After winning the Emmy for Best Actor in a Drama Series in 2015, after being nominated for it seven consecutive years before finally winning, Hamm made a conscious decision not to just try to replicate Don Draper in a different setting.
He described that thinking directly to Gold Derby.
“Part of it was really understanding that I had gotten a pretty unicorn of a role with Don Draper and to try not to just do the same thing,” he said. “So when Kimmy Schmidt came up or Bridesmaids or these kind of goofball turns, it was like, that seems fun, and getting to know Tina Fey and Kristen Wiig and becoming friends with them. That was the other side of my career, exploring that for a while and hosting Saturday Night Live and doing fun one-off guest star spots.”

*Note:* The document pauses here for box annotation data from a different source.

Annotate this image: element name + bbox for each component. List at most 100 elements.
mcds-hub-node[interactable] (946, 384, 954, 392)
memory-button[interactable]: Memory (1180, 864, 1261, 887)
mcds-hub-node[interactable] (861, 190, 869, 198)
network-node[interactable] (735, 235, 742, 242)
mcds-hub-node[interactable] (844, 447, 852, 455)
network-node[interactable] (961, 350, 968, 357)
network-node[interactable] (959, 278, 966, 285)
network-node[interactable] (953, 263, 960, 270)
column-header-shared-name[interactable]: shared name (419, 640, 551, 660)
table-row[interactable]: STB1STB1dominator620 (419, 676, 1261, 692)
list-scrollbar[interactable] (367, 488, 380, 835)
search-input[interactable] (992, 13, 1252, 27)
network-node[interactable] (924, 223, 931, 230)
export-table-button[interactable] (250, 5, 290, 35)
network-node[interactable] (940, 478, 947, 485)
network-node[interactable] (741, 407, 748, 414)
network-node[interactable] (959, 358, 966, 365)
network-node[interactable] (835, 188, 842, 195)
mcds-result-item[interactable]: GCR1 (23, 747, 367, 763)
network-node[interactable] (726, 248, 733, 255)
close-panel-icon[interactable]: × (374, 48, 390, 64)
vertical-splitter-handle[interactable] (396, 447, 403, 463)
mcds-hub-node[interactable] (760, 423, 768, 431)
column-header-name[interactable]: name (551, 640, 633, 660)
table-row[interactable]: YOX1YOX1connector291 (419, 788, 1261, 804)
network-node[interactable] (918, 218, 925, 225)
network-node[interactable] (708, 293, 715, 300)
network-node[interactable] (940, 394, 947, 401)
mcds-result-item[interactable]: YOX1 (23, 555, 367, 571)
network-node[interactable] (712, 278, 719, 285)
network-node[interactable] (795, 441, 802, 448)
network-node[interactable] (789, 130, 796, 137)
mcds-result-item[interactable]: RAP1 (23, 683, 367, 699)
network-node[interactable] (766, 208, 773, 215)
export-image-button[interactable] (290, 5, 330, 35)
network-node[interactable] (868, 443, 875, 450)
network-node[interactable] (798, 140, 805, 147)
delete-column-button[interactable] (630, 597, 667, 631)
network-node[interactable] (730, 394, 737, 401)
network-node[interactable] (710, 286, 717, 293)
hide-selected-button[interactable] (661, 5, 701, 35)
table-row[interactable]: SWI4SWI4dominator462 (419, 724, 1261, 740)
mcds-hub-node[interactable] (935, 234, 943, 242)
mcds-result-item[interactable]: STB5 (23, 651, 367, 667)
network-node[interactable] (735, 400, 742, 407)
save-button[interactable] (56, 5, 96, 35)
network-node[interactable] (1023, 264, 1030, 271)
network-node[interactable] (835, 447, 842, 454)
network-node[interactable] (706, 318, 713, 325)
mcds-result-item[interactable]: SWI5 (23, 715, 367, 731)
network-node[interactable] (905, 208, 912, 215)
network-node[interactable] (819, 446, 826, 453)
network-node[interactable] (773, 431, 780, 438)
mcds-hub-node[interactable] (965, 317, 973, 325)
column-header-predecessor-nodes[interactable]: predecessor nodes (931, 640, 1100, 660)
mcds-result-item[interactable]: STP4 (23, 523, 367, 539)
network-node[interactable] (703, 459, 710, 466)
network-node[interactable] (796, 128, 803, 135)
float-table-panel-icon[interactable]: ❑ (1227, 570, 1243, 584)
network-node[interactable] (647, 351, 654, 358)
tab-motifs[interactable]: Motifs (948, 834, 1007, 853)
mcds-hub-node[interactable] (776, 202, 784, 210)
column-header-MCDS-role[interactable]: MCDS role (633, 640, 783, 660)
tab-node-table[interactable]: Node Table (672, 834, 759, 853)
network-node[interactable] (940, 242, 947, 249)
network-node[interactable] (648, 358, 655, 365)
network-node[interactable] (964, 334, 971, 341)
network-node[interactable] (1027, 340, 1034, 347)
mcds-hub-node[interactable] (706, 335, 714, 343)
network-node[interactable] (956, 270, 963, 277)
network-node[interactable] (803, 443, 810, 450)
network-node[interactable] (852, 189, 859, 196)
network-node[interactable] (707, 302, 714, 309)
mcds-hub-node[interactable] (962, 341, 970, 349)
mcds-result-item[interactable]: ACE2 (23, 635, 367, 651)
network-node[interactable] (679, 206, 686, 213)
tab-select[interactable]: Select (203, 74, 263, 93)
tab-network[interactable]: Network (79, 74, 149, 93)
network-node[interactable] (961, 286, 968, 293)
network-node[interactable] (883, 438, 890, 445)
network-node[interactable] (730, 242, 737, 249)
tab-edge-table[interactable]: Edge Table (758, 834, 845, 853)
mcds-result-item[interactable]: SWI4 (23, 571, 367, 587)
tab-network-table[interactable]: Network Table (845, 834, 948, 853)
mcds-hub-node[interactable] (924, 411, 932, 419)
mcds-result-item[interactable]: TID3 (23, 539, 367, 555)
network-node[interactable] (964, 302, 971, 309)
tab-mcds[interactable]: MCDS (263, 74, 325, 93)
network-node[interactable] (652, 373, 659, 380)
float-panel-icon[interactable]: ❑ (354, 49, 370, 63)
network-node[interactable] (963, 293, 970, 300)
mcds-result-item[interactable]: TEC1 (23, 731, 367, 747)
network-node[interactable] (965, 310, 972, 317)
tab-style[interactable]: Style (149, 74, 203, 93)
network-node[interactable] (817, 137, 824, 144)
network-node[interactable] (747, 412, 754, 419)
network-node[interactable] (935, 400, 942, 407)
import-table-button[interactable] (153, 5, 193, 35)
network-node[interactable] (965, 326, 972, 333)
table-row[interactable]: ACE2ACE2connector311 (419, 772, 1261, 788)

He eventually moved back toward dramatic work in supporting roles, a Musk-adjacent tech mogul in The Morning Show, the villain Roy Tillman in Fargo, a supporting turn in Landman, before agreeing to carry a series again.
“Coming back to my dramatic side with The Morning Show or Fargo or even Landman, and now coming back to being the lead and number one on the call sheet and carrying the show, that is something I forgot how much I like doing as well,” he told Gold Derby.
His Emmy nomination history reflects how consistently he has been working even when not in the spotlight as a lead. Hamm has received 18 Emmy nominations across drama, comedy, and limited series categories since 2008, with his single win coming in 2015 for Mad Men’s final season.
He received two nominations in the same year for both Fargo and The Morning Show, which is a feat that reflects how much ground he was covering across different types of television simultaneously.
The Man He Says He Can No Longer Play
Don Draper, as played across Mad Men’s seven seasons from 2007 to 2015, is one of the most discussed characters in the history of American television.
The show, created by Matthew Weiner, followed Draper, born Dick Whitman, a man who stole a dead soldier’s identity to escape his origins, as he navigated the advertising world of 1960s New York while managing a private life defined by self-invention, self-destruction, and an inability to fully connect with anyone who knew him.
By the series finale, Don ends up at a California retreat, meditating, before the show cuts to the famous 1971 Coca-Cola ad, “I’d Like to Buy the World a Coke,” with the implication that Don, even in apparent peace, channeled his experience into one more pitch.
The ending was polarizing when it aired, then reassessed, then largely accepted as exactly right for a show that had always been about the machinery of American mythology.
Hamm’s assessment of it now, in 2026, is that it completed something. The characters got endings. Don got an ending. Returning would mean deciding that ending was not actually an ending, which he is not willing to do.
He is, however, willing to revisit the show as a viewer. In a separate March 2026 interview with Entertainment Tonight, Hamm revealed that he and his wife Anna Osceola have been rewatching Mad Men together from the beginning.
He described the experience of watching himself 20 years younger as genuinely disorienting.
“That was 20 years ago. I was 35 years old, you know, when all that came out. So it’s bizarre to kind of go through it again,” he said. But he is enjoying it. “It’s a pretty good show. I got to say, I like it. But it’s been a really fun experience too, and a kind of a time travel experience to really see it again.”
Hamm turned 55 years old this week. Your Friends and Neighbors season two premieres April 3 on Apple TV. It has already been renewed for a third season.